We fall into this uneasy rhythm, two forces circling one another without naming what holds us here.
It’s late afternoon when she catches me stripping off my coat after hauling wood in from the shed. My shirt clings with sweat, and the air inside is warmer than outside, so I pull it over my head. I don’t think twice about it, but her eyes stop on me, fixed on the marks across my chest and arms.
Clan tattoos, deep ink carved in the old way, spiral patterns that tell the story of my bloodline, the shape of the mountains we once claimed, the wolves we once ran with, the hearthfires we swore to guard. And then the scars, pale lines that cut through the ink, some shallow, some deep, some left by blade, some by exile itself.
She stands in the doorway, dish towel in her hand, still as stone. “You never said,” she murmurs, not accusation, not pity, something quieter.
“I don’t talk about them,” I say simply.
“But you carry them,” she answers, stepping closer, eyes fixed on the marks like she’s reading a map. “What do they mean?”
“They mean I belonged once,” I tell her, voice low. “And then I didn’t.”
Her hand hovers before she lets it fall against my shoulder, her fingers tracing one of the spiral lines where it breaks under a scar. Her touch is light, almost reverent, and it steals the air from my lungs in a way no battle ever could.
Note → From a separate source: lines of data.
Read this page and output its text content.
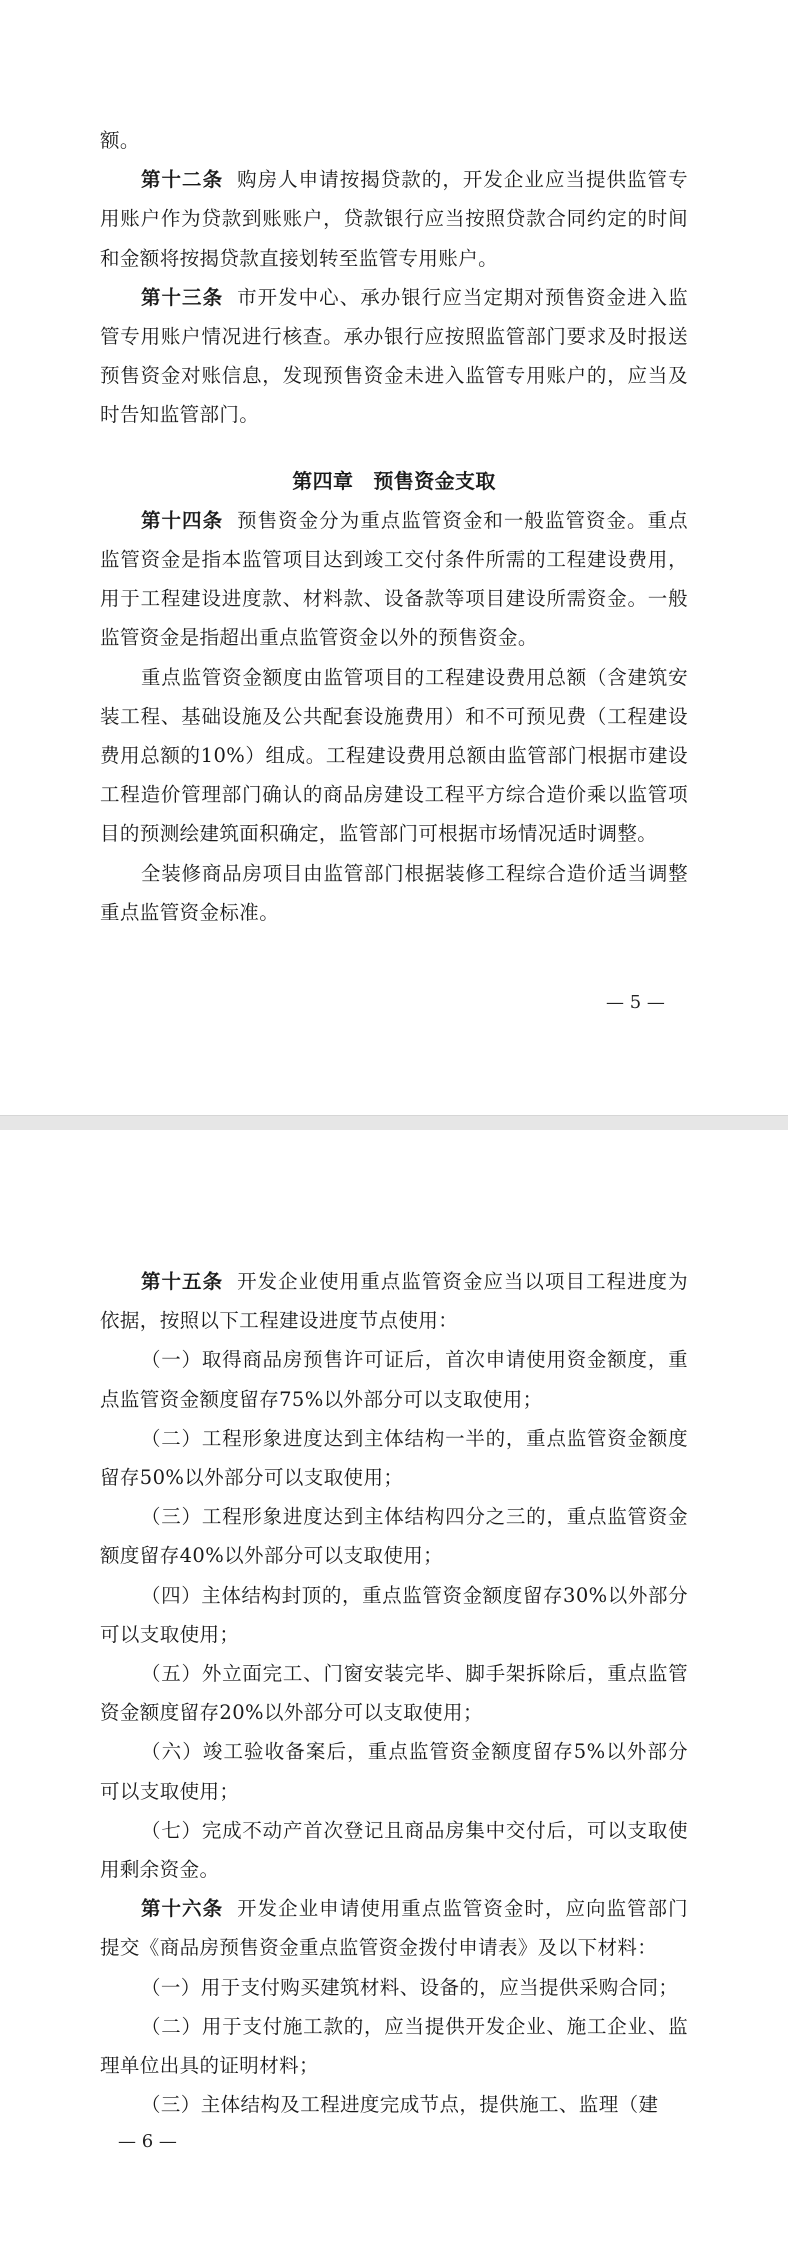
额。

第十二条 购房人申请按揭贷款的，开发企业应当提供监管专用账户作为贷款到账账户，贷款银行应当按照贷款合同约定的时间和金额将按揭贷款直接划转至监管专用账户。

第十三条 市开发中心、承办银行应当定期对预售资金进入监管专用账户情况进行核查。承办银行应按照监管部门要求及时报送预售资金对账信息，发现预售资金未进入监管专用账户的，应当及时告知监管部门。

第四章 预售资金支取

第十四条 预售资金分为重点监管资金和一般监管资金。重点监管资金是指本监管项目达到竣工交付条件所需的工程建设费用，用于工程建设进度款、材料款、设备款等项目建设所需资金。一般监管资金是指超出重点监管资金以外的预售资金。

重点监管资金额度由监管项目的工程建设费用总额（含建筑安装工程、基础设施及公共配套设施费用）和不可预见费（工程建设费用总额的10%）组成。工程建设费用总额由监管部门根据市建设工程造价管理部门确认的商品房建设工程平方综合造价乘以监管项目的预测绘建筑面积确定，监管部门可根据市场情况适时调整。

全装修商品房项目由监管部门根据装修工程综合造价适当调整重点监管资金标准。

— 5 —

第十五条 开发企业使用重点监管资金应当以项目工程进度为依据，按照以下工程建设进度节点使用：

（一）取得商品房预售许可证后，首次申请使用资金额度，重点监管资金额度留存75%以外部分可以支取使用；

（二）工程形象进度达到主体结构一半的，重点监管资金额度留存50%以外部分可以支取使用；

（三）工程形象进度达到主体结构四分之三的，重点监管资金额度留存40%以外部分可以支取使用；

（四）主体结构封顶的，重点监管资金额度留存30%以外部分可以支取使用；

（五）外立面完工、门窗安装完毕、脚手架拆除后，重点监管资金额度留存20%以外部分可以支取使用；

（六）竣工验收备案后，重点监管资金额度留存5%以外部分可以支取使用；

（七）完成不动产首次登记且商品房集中交付后，可以支取使用剩余资金。

第十六条 开发企业申请使用重点监管资金时，应向监管部门提交《商品房预售资金重点监管资金拨付申请表》及以下材料：

（一）用于支付购买建筑材料、设备的，应当提供采购合同；

（二）用于支付施工款的，应当提供开发企业、施工企业、监理单位出具的证明材料；

（三）主体结构及工程进度完成节点，提供施工、监理（建

— 6 —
“This one?” she asks, brushing along a ragged line near my ribs.
“A fight I should’ve lost,” I say. “But didn’t.”
“And this?” she asks, fingertips pausing at a mark across my collarbone where the ink is almost gone.
“Exile,” I answer, my jaw tightening. “The night they carved me out of my own blood.”
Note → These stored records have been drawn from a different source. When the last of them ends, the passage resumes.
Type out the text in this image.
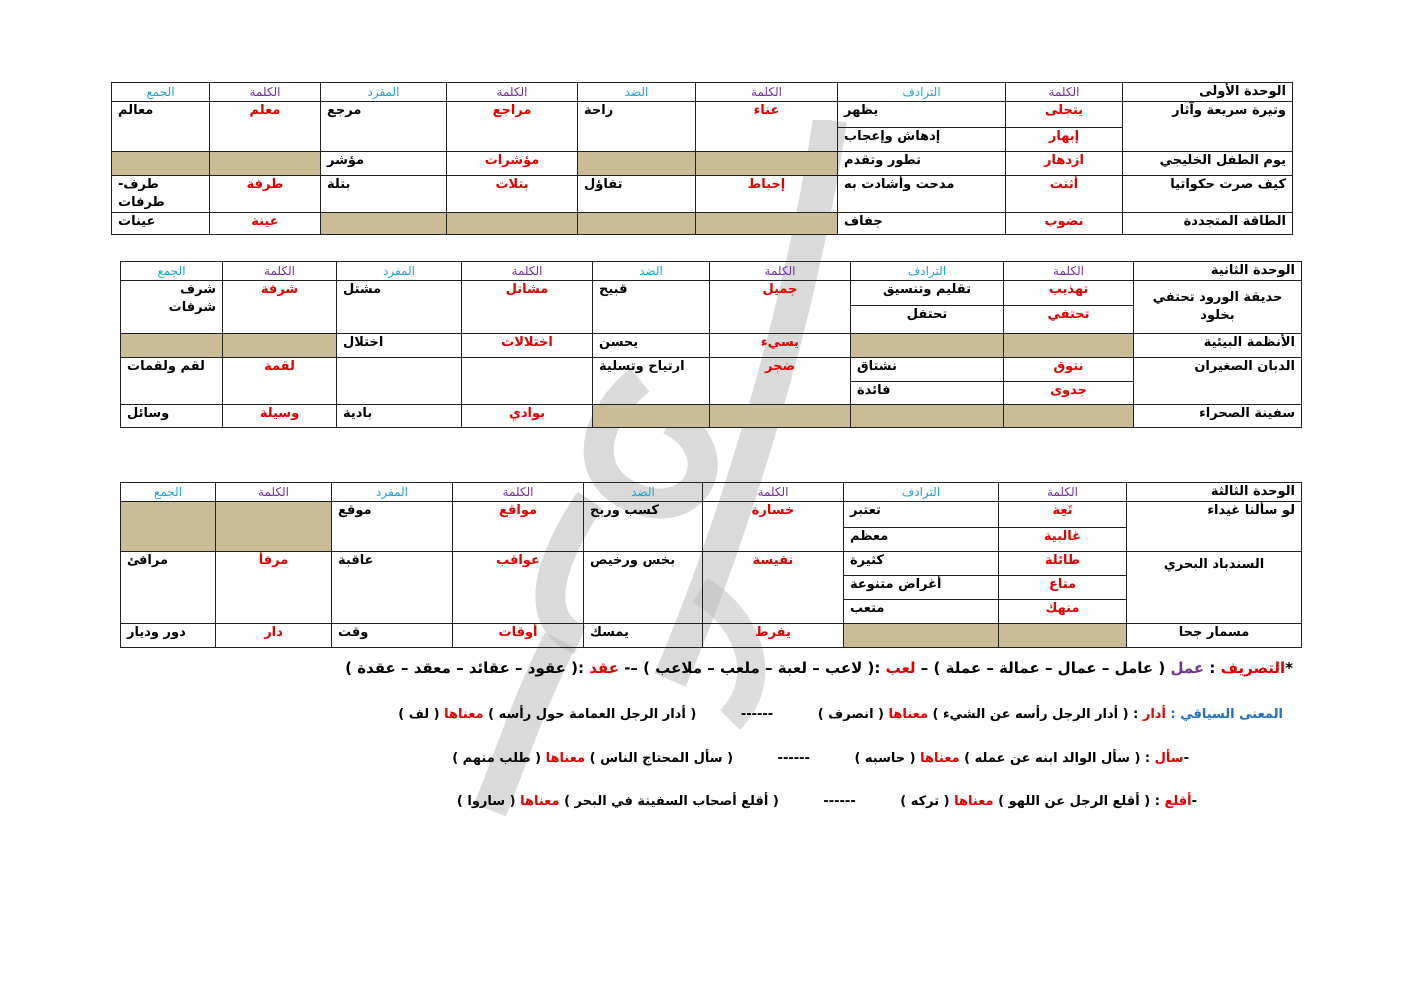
الوحدة الأولى	الكلمة	الترادف	الكلمة	الضد	الكلمة	المفرد	الكلمة	الجمع
وتيرة سريعة وآثار	يتجلى	يظهر	عناء	راحة	مراجع	مرجع	معلم	معالم
	إبهار	إدهاش وإعجاب						
يوم الطفل الخليجي	ازدهار	تطور وتقدم			مؤشرات	مؤشر		
كيف صرت حكواتيا	أثنت	مدحت وأشادت به	إحباط	تفاؤل	بتلات	بتلة	طرفة	طرف- طرفات
الطاقة المتجددة	نضوب	جفاف					عينة	عينات
الوحدة الثانية	الكلمة	الترادف	الكلمة	الضد	الكلمة	المفرد	الكلمة	الجمع
حديقة الورود تحتفي بخلود	تهذيب	تقليم وتنسيق	جميل	قبيح	مشاتل	مشتل	شرفة	شرف شرفات
	تحتفي	تحتفل						
الأنظمة البيئية			يسيء	يحسن	اختلالات	اختلال		
الدبان الصغيران	نتوق	نشتاق	ضجر	ارتياح وتسلية			لقمة	لقم ولقمات
	جدوى	فائدة						
سفينة الصحراء					بوادي	بادية	وسيلة	وسائل
الوحدة الثالثة	الكلمة	الترادف	الكلمة	الضد	الكلمة	المفرد	الكلمة	الجمع
لو سألنا غيداء	تَعِة	تعتبر	خسارة	كسب وربح	مواقع	موقع		
	غالبية	معظم						
السندباد البحري	طائلة	كثيرة	نفيسة	بخس ورخيص	عواقب	عاقبة	مرفأ	مرافئ
	متاع	أغراض متنوعة						
	منهك	متعب						
مسمار جحا			يفرط	يمسك	أوقات	وقت	دار	دور وديار
*التصريف : عمل ( عامل – عمال – عمالة – عملة ) – لعب :( لاعب – لعبة – ملعب – ملاعب ) –- عقد :( عقود – عقائد – معقد – عقدة )
المعنى السياقي : أدار : ( أدار الرجل رأسه عن الشيء ) معناها ( انصرف ) ------ ( أدار الرجل العمامة حول رأسه ) معناها ( لف )
-سأل : ( سأل الوالد ابنه عن عمله ) معناها ( حاسبه ) ------ ( سأل المحتاج الناس ) معناها ( طلب منهم )
-أقلع : ( أقلع الرجل عن اللهو ) معناها ( تركه ) ------ ( أقلع أصحاب السفينة في البحر ) معناها ( ساروا )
Her hand stills, and I feel her breath more than hear it. “They carved it into you.”
“They wanted me to remember,” I say, bitter and steady. “So I wouldn’t forget what I’d lost.”
She looks up at me then, eyes wide, not with fear but with something I don’t deserve. “And do you?”
“Every day,” I tell her.
Her hand slips lower, tracing another scar, softer this time. The silence stretches, filled with the crackle of the stove, the muffled creak of the lodge as snow shifts on the roof. I stand still under her touch, letting her read the marks like a book no one else has ever been allowed to open.
She steps back, cheeks flushed. “I should finish supper.”
I let her go, but my chest feels like she’s set fire to it with nothing more than her hand.